As they navigate company onboarding processes, new employees can find themselves at sea in their first few weeks at work. In this, their teams are their inside circle which hold them steady.

But what happens when there’s too much going on within the team itself? For instance, everyone’s energy is drained from putting out fires, or there are clashing personalities and work-styles. A newcomer who walks into this will constantly be on his/her tiptoes, unable to fathom the team dynamics or rely on the peer group. S/he may feel like an outsider because s/he does not share the ‘history’.

Enter the team playbook. It’s similar to the corporate playbook, but for teams. It contains a set of ‘plays’ or ‘plans-of-action’ that help respond to specific instances – arising from customers, other teams, competitors, and even technology (in the form of buggy code or programs).

Team playbooks improve the team’s efficiency as they suggest what ‘plays’ to activate every time a situation comes up. For example, referring to a play that describes the order of priority in which to deal with requests from other teams can help a new employee understand what to focus on, when the workload is heavy. This, even without a peer group member or senior explaining it to him. Teams across Atlassian, CA Technologies, and other companies use this to stay productive. When everyone ‘plays’ the prescribed way, cohesion improves. There is alignment of objectives and trust grows.

For a newcomer, team playbooks offer three key benefits:

  1. They bring visibility to its functions and make onboarding easier. 

    Since the playbook documents every strategy the team has, new members soon turn familiar with how the team works. They also understand the different activities tried in the past. For example, a new employee trying to resolve code problems does not have to try six different ways, if the team playbook mentions the specific method to deal with the bug. No need to reinvent the wheel.

  2. They help asses what’s wrong, before things get toxic. 

    Teams work as an organism, and its members might not initially realize when things are going wrong with cohesion or trust. Regular assessments using playbooks help identify these issues before they affect the team culture. For a newcomer, joining a team that’s murky with unspoken concerns can be quite demotivating.

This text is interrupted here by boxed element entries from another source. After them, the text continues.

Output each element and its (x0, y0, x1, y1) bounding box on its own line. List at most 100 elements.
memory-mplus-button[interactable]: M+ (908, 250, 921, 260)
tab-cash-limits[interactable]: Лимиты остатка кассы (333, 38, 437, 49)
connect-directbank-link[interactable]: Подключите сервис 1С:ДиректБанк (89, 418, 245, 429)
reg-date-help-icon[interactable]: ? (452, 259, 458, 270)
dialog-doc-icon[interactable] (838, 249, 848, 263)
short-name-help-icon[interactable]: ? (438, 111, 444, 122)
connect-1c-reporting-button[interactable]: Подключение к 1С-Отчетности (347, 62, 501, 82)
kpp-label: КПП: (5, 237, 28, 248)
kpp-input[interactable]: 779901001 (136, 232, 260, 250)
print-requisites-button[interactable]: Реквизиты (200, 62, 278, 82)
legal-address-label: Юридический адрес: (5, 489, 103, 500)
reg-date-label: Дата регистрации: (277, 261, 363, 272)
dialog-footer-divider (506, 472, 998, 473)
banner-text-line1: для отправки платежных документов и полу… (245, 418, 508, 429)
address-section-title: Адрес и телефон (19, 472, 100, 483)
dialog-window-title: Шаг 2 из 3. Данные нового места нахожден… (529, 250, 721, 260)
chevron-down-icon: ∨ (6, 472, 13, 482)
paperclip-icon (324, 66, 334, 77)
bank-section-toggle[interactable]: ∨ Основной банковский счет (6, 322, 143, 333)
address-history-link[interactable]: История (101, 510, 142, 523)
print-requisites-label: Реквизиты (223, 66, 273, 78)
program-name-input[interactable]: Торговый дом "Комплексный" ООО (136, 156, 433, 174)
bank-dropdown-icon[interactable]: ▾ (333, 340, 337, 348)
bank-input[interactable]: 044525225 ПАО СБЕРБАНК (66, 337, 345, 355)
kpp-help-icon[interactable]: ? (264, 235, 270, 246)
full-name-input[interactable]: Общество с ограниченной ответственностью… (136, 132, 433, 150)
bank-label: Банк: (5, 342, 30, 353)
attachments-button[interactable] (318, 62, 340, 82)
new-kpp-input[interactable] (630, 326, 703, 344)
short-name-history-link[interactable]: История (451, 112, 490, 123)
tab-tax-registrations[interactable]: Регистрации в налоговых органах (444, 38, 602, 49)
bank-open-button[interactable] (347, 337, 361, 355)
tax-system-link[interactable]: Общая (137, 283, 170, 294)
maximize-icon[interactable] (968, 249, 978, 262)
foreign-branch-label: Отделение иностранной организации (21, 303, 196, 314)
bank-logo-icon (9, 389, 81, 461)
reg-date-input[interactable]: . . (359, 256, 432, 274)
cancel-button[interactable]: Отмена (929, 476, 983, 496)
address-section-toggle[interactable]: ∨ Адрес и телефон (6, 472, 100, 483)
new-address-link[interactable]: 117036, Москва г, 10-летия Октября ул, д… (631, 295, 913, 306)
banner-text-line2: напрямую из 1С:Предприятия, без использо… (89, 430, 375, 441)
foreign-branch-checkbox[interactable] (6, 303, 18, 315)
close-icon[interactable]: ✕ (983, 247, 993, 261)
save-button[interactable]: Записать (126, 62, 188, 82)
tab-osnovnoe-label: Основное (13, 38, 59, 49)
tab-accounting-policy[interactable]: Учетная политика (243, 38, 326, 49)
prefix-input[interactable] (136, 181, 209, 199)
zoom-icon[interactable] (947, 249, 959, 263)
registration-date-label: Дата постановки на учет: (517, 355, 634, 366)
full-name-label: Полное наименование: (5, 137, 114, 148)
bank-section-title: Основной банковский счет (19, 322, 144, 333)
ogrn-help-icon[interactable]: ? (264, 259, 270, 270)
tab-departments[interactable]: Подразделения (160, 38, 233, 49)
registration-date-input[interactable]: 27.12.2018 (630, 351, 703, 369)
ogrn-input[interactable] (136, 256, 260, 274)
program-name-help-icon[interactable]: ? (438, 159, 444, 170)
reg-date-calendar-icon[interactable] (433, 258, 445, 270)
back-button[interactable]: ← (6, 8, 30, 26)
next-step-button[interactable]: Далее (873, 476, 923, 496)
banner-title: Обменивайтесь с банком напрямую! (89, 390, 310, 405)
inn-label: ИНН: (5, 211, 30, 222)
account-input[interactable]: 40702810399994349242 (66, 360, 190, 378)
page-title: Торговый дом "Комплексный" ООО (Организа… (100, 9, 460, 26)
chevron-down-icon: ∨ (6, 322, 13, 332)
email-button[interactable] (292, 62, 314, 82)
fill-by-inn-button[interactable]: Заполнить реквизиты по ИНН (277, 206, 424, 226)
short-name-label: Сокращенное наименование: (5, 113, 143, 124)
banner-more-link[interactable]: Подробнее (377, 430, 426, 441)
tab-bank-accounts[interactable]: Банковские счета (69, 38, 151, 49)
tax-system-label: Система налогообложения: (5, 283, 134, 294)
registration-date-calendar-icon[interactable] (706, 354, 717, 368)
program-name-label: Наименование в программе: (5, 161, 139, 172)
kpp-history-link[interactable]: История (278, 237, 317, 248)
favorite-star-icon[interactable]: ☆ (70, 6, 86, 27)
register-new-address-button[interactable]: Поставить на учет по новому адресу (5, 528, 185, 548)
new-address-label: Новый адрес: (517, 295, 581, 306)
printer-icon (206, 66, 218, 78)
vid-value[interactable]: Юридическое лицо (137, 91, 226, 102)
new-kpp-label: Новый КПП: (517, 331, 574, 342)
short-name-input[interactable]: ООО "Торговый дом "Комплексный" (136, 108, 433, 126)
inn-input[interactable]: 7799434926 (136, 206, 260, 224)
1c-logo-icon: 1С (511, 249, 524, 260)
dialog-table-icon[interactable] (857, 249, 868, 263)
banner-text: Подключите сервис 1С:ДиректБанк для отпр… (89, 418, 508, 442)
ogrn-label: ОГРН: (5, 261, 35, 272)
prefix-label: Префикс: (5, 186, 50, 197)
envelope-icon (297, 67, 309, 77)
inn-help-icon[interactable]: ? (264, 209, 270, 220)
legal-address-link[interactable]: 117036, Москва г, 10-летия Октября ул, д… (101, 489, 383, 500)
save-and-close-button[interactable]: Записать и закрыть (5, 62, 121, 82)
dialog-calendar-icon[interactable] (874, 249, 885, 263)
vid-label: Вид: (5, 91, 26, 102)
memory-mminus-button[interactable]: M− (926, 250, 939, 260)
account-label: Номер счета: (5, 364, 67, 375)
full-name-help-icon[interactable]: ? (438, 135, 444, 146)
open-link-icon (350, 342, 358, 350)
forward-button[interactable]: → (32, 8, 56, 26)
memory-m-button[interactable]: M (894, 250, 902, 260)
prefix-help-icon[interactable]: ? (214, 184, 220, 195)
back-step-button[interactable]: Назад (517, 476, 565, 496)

  3.  They are inclusive. 

    Very often, new members feel uncomfortable for a while, even if everyone is socializing with them. Working on a project or two is what breaks down barriers. Playbooks help new teammates get straight to work and join the fray. And by adopting plays, they feel they are on the right track and are contributing.

Retaining the right talent and creating diverse, well-knit teams might sound like an HR mandate. But teams need to help too – because diversity spurs innovation. And teams that bond over the right plays can retain as well as leverage new talent better.